İstanbul'un tarihine ışık tutan sembollerinden biri olan Beyazıt Yangın Kulesi, geçmişten günümüze önemli bir rol oynamıştır. Bu kule, İstanbul Üniversitesi'nin merkez kampüsünde bulunmakta olup, mimari açıdan da önemli bir eseri temsil etmektedir. Ancak, bu kule sadece mimarisiyle değil, aynı zamanda farklı renklerdeki ışıklandırmalarıyla da dikkat çeker.
3 BÖLÜMDEN OLUŞUYOR
Beyazıt Yangın Kulesi, 1749 yılında Krikor Balyan tarafından inşa edilmiştir. O dönemde yangınları haber vermek için kullanılan kule, 85 metre yüksekliğindedir ve ilavelerle kulenin yüksekliği 118 metreye ulaşmıştır. Kulenin nöbet katı, işaret katı ve sancak katı olmak üzere 3 bölümü vardır. Gündüzleri aşağıya sarkan sepetler, akşamları ise fener ışıklarıyla yangınları duyurarak, o dönemdeki yangın söndürme ekiplerine rehberlik ederdi. Buradan verilecek haber anında tulumbacıları uyarıyor ve tulumbacılarda mahalle aralarına, derin yerlere kadar giderek yangınlara müdahale ediyorlardı. Ancak, 1826 yılında yaşanan bir yangın, kuleyi neredeyse tamamen yok etti. Eseri daha sonra Krikor Balyan'ın abisi Senekerim Balyan tarafından beton bir şekilde yeniden inşa edildi.

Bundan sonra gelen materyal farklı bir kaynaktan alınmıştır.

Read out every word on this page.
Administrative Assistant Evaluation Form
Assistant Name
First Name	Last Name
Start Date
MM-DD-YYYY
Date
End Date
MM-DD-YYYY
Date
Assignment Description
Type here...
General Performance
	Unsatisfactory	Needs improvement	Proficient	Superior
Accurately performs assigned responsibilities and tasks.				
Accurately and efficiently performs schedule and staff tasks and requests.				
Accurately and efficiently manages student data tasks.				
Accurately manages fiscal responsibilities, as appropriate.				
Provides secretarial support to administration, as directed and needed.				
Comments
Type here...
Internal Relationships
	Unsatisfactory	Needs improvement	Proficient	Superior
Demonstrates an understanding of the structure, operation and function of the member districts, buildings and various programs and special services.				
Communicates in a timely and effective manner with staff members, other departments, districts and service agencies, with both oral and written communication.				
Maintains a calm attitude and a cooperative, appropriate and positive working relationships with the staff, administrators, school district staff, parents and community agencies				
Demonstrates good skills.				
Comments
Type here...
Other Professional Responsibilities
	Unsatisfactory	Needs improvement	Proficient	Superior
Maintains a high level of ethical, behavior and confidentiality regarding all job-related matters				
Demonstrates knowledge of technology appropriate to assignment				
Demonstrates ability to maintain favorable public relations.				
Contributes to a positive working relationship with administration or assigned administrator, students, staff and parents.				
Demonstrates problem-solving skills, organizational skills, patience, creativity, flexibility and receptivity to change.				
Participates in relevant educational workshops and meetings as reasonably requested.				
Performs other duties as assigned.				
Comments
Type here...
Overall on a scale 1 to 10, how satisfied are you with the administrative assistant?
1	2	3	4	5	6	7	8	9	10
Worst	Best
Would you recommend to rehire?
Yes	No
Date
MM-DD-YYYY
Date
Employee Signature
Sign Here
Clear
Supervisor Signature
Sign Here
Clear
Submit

RENKLERLE HAVA DURUMU ANLATILMIŞ
Eser çok uzun bir zamanda 1995 yıllarına kadar yine İstanbul halkına hava durumunu bildirmek için dışına renk verilerek kullanılmış. İnsanlar mavi renk gördüğünde, bir gün sonra havanın açık olacağını, sarı gördüğünde havanın sisli olacağını, yeşil gördüğünde yağmurlu olacağını, kırmızı gördüğünde ise alam pozisyonu karlı bir hava ile karışılacaklarını anlıyorlarmış. Uygulamaya 1995 yılında ara verilmiş Ama 2010 yılında tekrar İstanbul halkı bu kuleye baktığında bir gün sonrasının hava durumunu öğrenmişler.
GEMİLER HANGİ YÖNE GİDİYOR?
Galata ve Unkapanı köprülerinin açık ya da kapalı olduğu da yine Beyazıt Kulesi’nden bildirilirdi. Sabaha karşı saat 04.00 ile 06.00 arasında kulede; yeşil ışık yandığı zaman, Haliç’teki gemilerin Marmara denizine geçtiği; kırmızı ışık yandığı zaman Marmara denizindeki gemilerin Haliç’e geçtiği; çift kırmızı yandığı zaman ise köprülerin kapalı olduğu belirtilirdi.
Beyazıt Yangın Kulesi, sadece tarihi bir yapı değil, aynı zamanda İstanbul'un kültürel mirasının bir parçası ve şehrin yaşayan bir sembolü olarak önemini korumaktadır.